By Bach Tong
As of the second week of December, at least 44% of seniors at Science Leadership Academy have applied to one or more colleges — and many of them have won early acceptances those schools.
Senior Tariq Smith, who got in early to the University of Pittsburgh, said that “being accepted is giving me the safe feeling that no matter what happens from here out, [he] will be going to a college”.
Senior Julia Boyer, who also got into Pitt, echoed similar feeling of safety.
“And now as I finish my other applications, I can say to myself “Well, at least I’m going to Pitt” and it makes me feel better.”
Since then, many more students have been accepted to other institutions, including Stanford, University of Pennsylvania, University of the Science of Philadelphia, Arcadia, Eugene Lang College of the New Schools, and many more.

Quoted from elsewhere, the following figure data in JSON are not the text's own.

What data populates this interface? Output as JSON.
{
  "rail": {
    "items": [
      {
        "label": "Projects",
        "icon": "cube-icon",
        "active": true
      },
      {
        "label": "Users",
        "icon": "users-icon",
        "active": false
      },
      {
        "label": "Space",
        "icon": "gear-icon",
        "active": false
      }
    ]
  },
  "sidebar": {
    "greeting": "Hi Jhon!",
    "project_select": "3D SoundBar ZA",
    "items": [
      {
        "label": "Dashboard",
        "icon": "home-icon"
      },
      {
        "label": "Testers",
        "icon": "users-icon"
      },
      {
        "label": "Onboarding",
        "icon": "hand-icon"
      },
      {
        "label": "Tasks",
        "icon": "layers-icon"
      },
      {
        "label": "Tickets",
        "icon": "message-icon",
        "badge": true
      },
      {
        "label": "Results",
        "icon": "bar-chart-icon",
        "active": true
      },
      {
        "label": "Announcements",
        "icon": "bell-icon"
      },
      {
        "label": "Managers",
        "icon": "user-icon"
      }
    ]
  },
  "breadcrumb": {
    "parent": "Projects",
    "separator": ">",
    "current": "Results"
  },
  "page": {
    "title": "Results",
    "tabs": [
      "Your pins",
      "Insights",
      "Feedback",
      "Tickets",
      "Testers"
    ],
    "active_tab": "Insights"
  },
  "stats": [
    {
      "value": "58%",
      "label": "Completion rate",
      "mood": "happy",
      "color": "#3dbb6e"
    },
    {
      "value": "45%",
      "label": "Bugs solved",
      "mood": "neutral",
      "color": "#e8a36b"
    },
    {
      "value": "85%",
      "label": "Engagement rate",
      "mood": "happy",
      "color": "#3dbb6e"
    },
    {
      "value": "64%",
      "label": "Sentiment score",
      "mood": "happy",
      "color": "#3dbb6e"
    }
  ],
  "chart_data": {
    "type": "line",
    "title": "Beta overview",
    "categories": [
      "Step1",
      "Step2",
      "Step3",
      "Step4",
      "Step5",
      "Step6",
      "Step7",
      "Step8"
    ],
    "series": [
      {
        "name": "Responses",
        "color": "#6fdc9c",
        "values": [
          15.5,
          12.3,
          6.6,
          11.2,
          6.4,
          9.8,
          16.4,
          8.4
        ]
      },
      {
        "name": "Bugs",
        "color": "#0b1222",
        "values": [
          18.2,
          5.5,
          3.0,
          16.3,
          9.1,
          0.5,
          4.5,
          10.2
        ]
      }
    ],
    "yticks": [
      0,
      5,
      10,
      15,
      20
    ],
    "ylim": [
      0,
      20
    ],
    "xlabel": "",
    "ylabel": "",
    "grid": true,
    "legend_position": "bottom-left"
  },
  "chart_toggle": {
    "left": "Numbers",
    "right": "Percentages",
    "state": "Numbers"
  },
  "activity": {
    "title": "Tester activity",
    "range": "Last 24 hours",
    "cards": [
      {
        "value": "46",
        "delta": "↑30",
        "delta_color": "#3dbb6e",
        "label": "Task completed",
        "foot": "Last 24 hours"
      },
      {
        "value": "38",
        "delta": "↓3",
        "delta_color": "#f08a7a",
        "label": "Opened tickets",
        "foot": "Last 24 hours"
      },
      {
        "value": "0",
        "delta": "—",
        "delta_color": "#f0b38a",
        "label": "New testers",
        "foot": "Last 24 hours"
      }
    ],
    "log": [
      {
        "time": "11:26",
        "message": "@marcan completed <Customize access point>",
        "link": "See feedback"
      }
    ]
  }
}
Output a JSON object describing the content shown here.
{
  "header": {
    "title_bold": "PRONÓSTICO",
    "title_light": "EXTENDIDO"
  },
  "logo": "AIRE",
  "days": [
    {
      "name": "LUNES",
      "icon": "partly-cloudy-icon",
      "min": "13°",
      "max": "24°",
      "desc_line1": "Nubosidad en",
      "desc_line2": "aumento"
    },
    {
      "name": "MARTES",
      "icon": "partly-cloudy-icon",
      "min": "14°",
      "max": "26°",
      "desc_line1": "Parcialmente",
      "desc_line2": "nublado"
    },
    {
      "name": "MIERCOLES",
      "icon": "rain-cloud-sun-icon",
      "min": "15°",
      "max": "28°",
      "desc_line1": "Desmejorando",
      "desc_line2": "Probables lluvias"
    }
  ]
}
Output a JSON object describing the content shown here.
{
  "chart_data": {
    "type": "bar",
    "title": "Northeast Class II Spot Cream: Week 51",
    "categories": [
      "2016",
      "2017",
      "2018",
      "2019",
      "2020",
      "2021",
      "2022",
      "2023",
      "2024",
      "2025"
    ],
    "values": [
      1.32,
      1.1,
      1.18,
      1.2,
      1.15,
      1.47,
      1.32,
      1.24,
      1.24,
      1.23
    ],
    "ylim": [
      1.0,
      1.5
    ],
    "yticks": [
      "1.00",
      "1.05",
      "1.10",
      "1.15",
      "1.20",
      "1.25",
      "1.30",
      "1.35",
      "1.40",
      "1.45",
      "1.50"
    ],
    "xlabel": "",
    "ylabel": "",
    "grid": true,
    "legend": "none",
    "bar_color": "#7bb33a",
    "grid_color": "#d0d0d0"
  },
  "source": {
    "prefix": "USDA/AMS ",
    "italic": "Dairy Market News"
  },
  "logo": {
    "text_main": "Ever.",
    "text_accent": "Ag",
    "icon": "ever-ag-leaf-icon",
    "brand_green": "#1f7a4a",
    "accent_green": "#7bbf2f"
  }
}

The joyfulness is a result of hard work — for these students, the admission process began very early in their senior year.
“It wasn’t that bad, because Pitt’s application is fairly simple,” said Boyer about applying to University of Pittsburgh. “It just asks the basic ‘What are you SATs?”, “What’s your GPA?”, “What classes are you taking next year?””
Spanish Teacher and Senior Advisor Melanie Manuel says that the advisers and college office have worked “their buns off to make sure we scaffold the college admission process.”
“We start well before [September] and arm our kiddos with as much information as possible so that Seniors are informed and not overwhelmed.”
To help with this process, there are tracking sheets between college counselor Karina Hirschfield, principal Chris Lehman and the advisers to communicate about college admissions.
Ms. Manuel, who keeps a tracking sheet of college acceptances of her advisory, is thrilled every time she hears about a new student who was accepted. “It’s like finding out you won $500 at bingo.”
The challenge for these students now is to stay on track with their academics. These acceptances are dependent on the students graduating with good report cards. If they drop off, their college offers could be revoked.
In a senior meeting last month, Lehmann warned students that he has seen colleges take back their offers of acceptance when their grades dropped for the second part of the year.
Even with her acceptance, Boyer is not taking a break–and she has a specific reason for staying on track.
“I’m going to keep working as hard as I always have,” she said, “because I’m looking to get a scholarship for good grades.”